Вбежавший Туаф помешал моим занятиям.
— Ларвеф! Эроя! — кричал он как сумасшедший.
— Где?
— Здесь. На Уэре. Бежим их встречать.
Действительность не пыталась возражать, оспаривать слова Туафа, которым я сначала не поверил.
— Вы вернулись, испугавшись пространства? — спросил я Ларвефа, когда мы подошли к летательному аппарату.
— Нет, — спокойно ответил Ларвеф, — мы вернулись за вами. Недалеко от Уэры нас и вас с Туафом ждет космолет.
— Какой космолет?… Здесь не может быть космолета.
— Тот самый космолет, — ответил так же невозмутимо Ларвеф, — который я считал погибшим.
Затем мы услышали возбужденный голос Эрой.
— Здравствуйте, друзья, — сказала она, — собирайтесь в путь.
Это были удивительные слова и удивительные обстоятельства.
Мы стояли с Туафом, стояли на месте как истуканы, и Уэра, казалось, уходила у нас из-под ног.
— Сядьте, — сказал Ларвеф. — Вот так будет лучше.
И мы сели. Мы сели, впервые за многие годы чувствуя, как торопится, спешит на наших часах время, как бьется пульс бытия, как шумит кровь в наших сосудах и как ее шум отдается в ушах.
— А теперь встаньте, друзья, — сказал Ларвеф, — и идемте собирать и укладывать то, что необходимо взять с собой в путь. Путь будет долгим.
— Но не дольше же нашего ожидания, — сказал я.
— Не дольше, — подтвердил он. — Надеюсь, не дольше.
И вдруг рассмеялся. Никто не умел так весело, по-детски смеяться, как он, этот странник Ларвеф.
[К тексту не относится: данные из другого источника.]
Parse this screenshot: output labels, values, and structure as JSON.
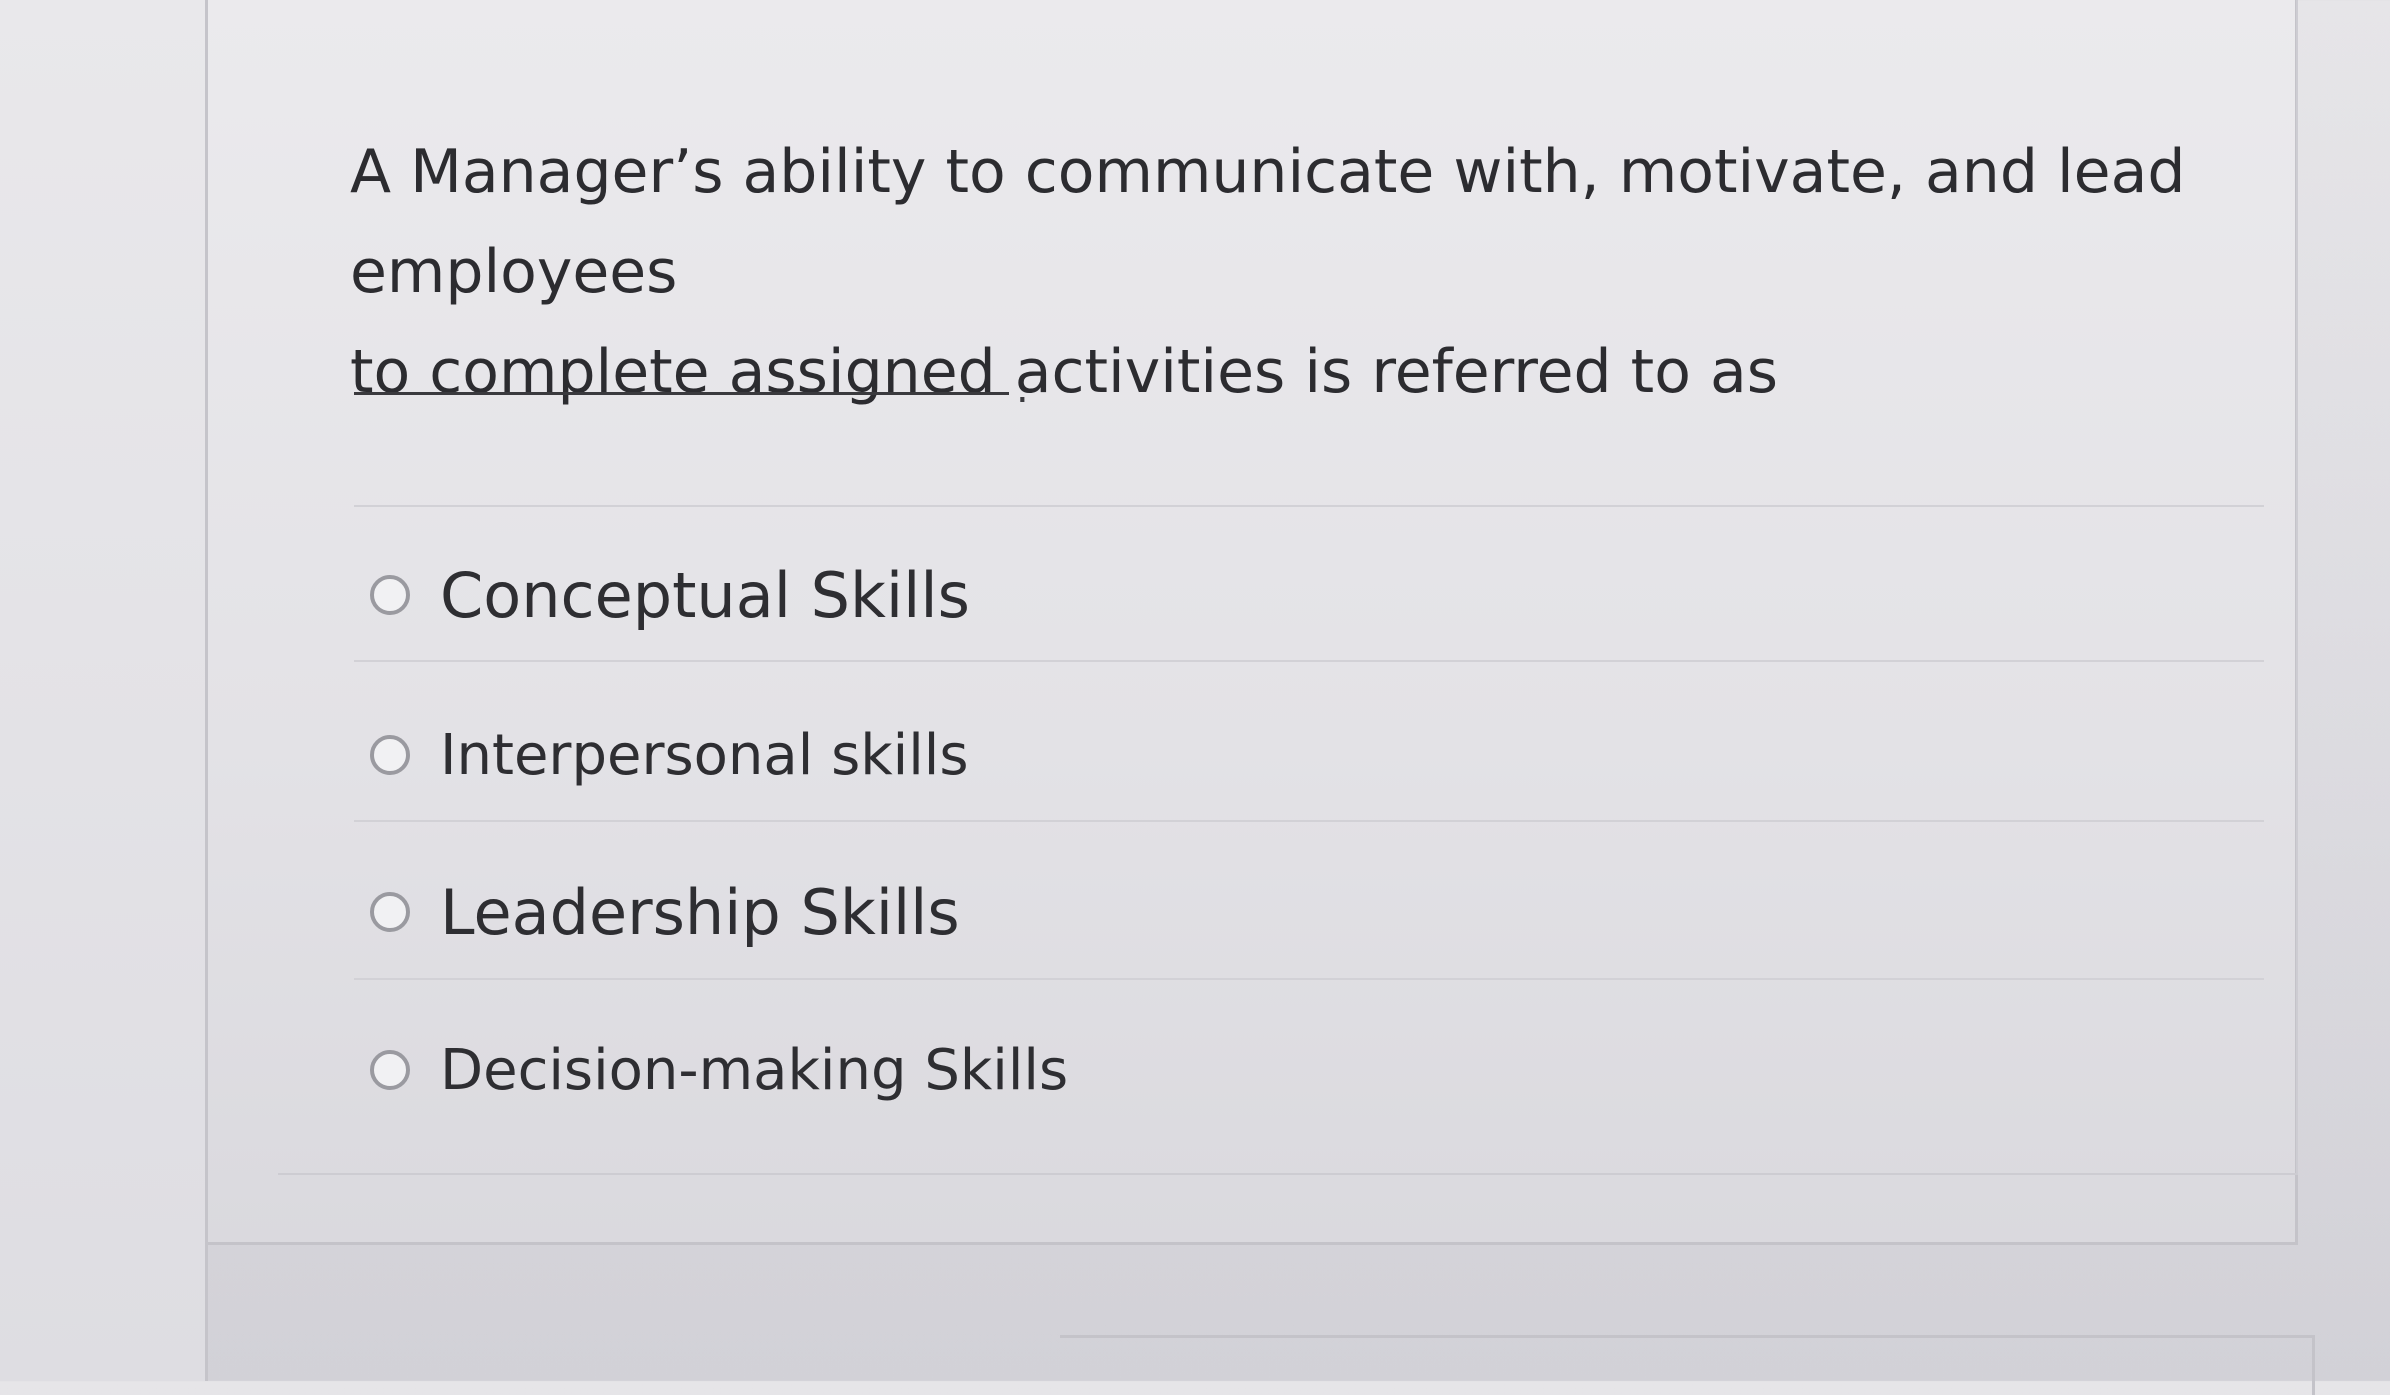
{
  "question": {
    "line1": "A Manager’s ability to communicate with, motivate, and lead employees",
    "line2": "to complete assigned activities is referred to as",
    "blank_punctuation": "."
  },
  "options": [
    {
      "label": "Conceptual Skills",
      "selected": false
    },
    {
      "label": "Interpersonal skills",
      "selected": false
    },
    {
      "label": "Leadership Skills",
      "selected": false
    },
    {
      "label": "Decision-making Skills",
      "selected": false
    }
  ],
  "colors": {
    "text": "#2c2c30",
    "radio_border": "#9a9aa0",
    "background": "#e6e5e8"
  }
}
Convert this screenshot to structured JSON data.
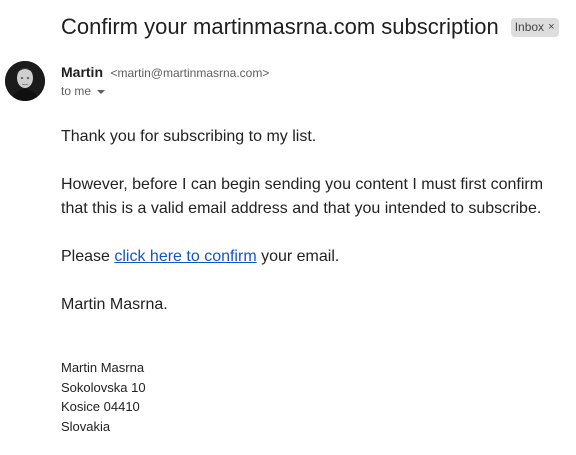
{
  "email": {
    "subject": "Confirm your martinmasrna.com subscription",
    "label": "Inbox",
    "label_close": "×",
    "sender": {
      "name": "Martin",
      "email": "<martin@martinmasrna.com>"
    },
    "recipient": "to me",
    "body": {
      "para1": "Thank you for subscribing to my list.",
      "para2": "However, before I can begin sending you content I must first confirm that this is a valid email address and that you intended to subscribe.",
      "para3_prefix": "Please ",
      "confirm_link": "click here to confirm",
      "para3_suffix": " your email.",
      "closing": "Martin Masrna."
    },
    "signature": {
      "line1": "Martin Masrna",
      "line2": "Sokolovska 10",
      "line3": "Kosice 04410",
      "line4": "Slovakia"
    }
  },
  "colors": {
    "link": "#1155cc",
    "chip_bg": "#dddddd"
  }
}
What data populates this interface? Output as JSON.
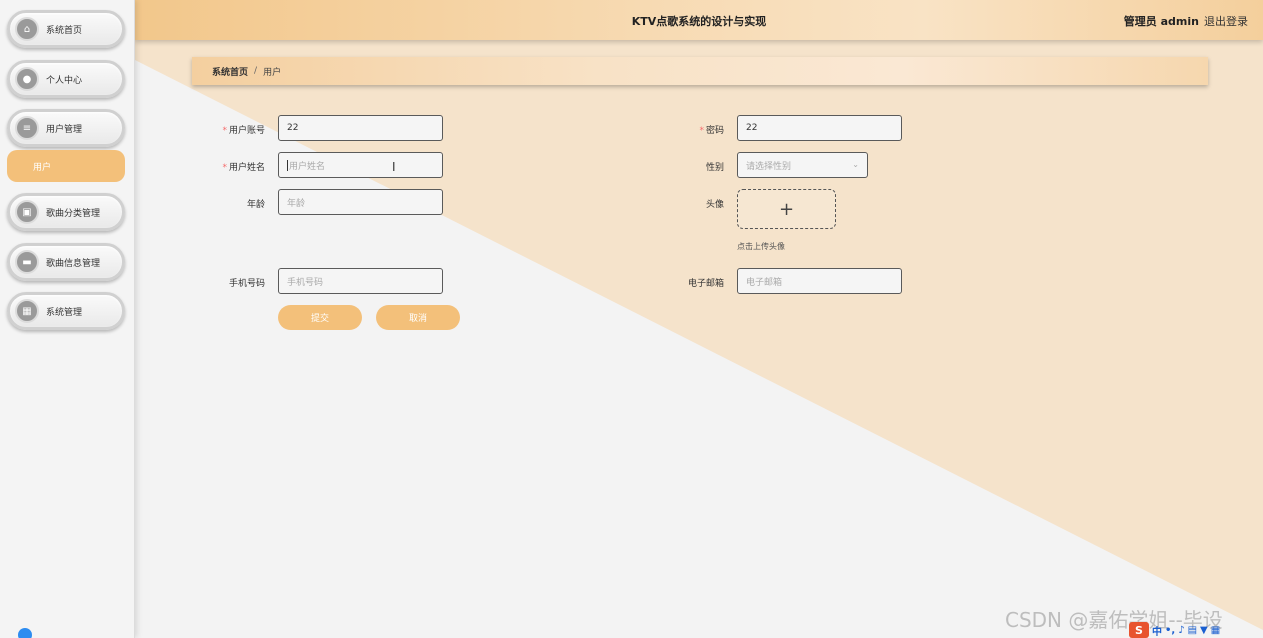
{
  "header": {
    "title": "KTV点歌系统的设计与实现",
    "admin": "管理员 admin",
    "logout": "退出登录"
  },
  "sidebar": {
    "items": [
      {
        "label": "系统首页",
        "icon": "home-icon"
      },
      {
        "label": "个人中心",
        "icon": "user-icon"
      },
      {
        "label": "用户管理",
        "icon": "list-icon"
      },
      {
        "label": "歌曲分类管理",
        "icon": "category-icon"
      },
      {
        "label": "歌曲信息管理",
        "icon": "message-icon"
      },
      {
        "label": "系统管理",
        "icon": "grid-icon"
      }
    ],
    "sub_item": "用户"
  },
  "breadcrumb": {
    "home": "系统首页",
    "separator": "/",
    "current": "用户"
  },
  "form": {
    "account_label": "用户账号",
    "account_value": "22",
    "password_label": "密码",
    "password_value": "22",
    "name_label": "用户姓名",
    "name_placeholder": "用户姓名",
    "gender_label": "性别",
    "gender_placeholder": "请选择性别",
    "age_label": "年龄",
    "age_placeholder": "年龄",
    "avatar_label": "头像",
    "avatar_tip": "点击上传头像",
    "phone_label": "手机号码",
    "phone_placeholder": "手机号码",
    "email_label": "电子邮箱",
    "email_placeholder": "电子邮箱",
    "required_mark": "*",
    "submit": "提交",
    "cancel": "取消"
  },
  "watermark": "CSDN @嘉佑学姐--毕设",
  "ime": {
    "logo": "S",
    "mode": "中"
  },
  "colors": {
    "accent": "#f3c07a",
    "header_start": "#f2c78b",
    "triangle": "#f5e3cb",
    "required": "#f56c6c"
  }
}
И вот мы среди друзей. Под ногами у нас не пустынная Уэра, а прекрасный и населенный мир с гравитационной установкой, мир, не стоящий на месте, а двигающийся почти со скоростью света туда, где оставленное нами прошлое слилось с будущим.
Вокруг нас улыбающиеся приветливые лица. И руки.
Множество лиц и рук. И есть все необходимое, чтобы преодолевать пространство. И среди этих незнакомых и милых дильнейцев знакомая фигура Ларвефа и голос Эрой, спрятанной в комок чудесного вещества.
Мы среди своих.
Что же произошло?
Об этом расскажет сам командир межзвездного корабля, мужественный Хымокесан. Для нас он повторит тот рассказ, который выслушали уже Ларвеф и Эроя, вступив на корабль.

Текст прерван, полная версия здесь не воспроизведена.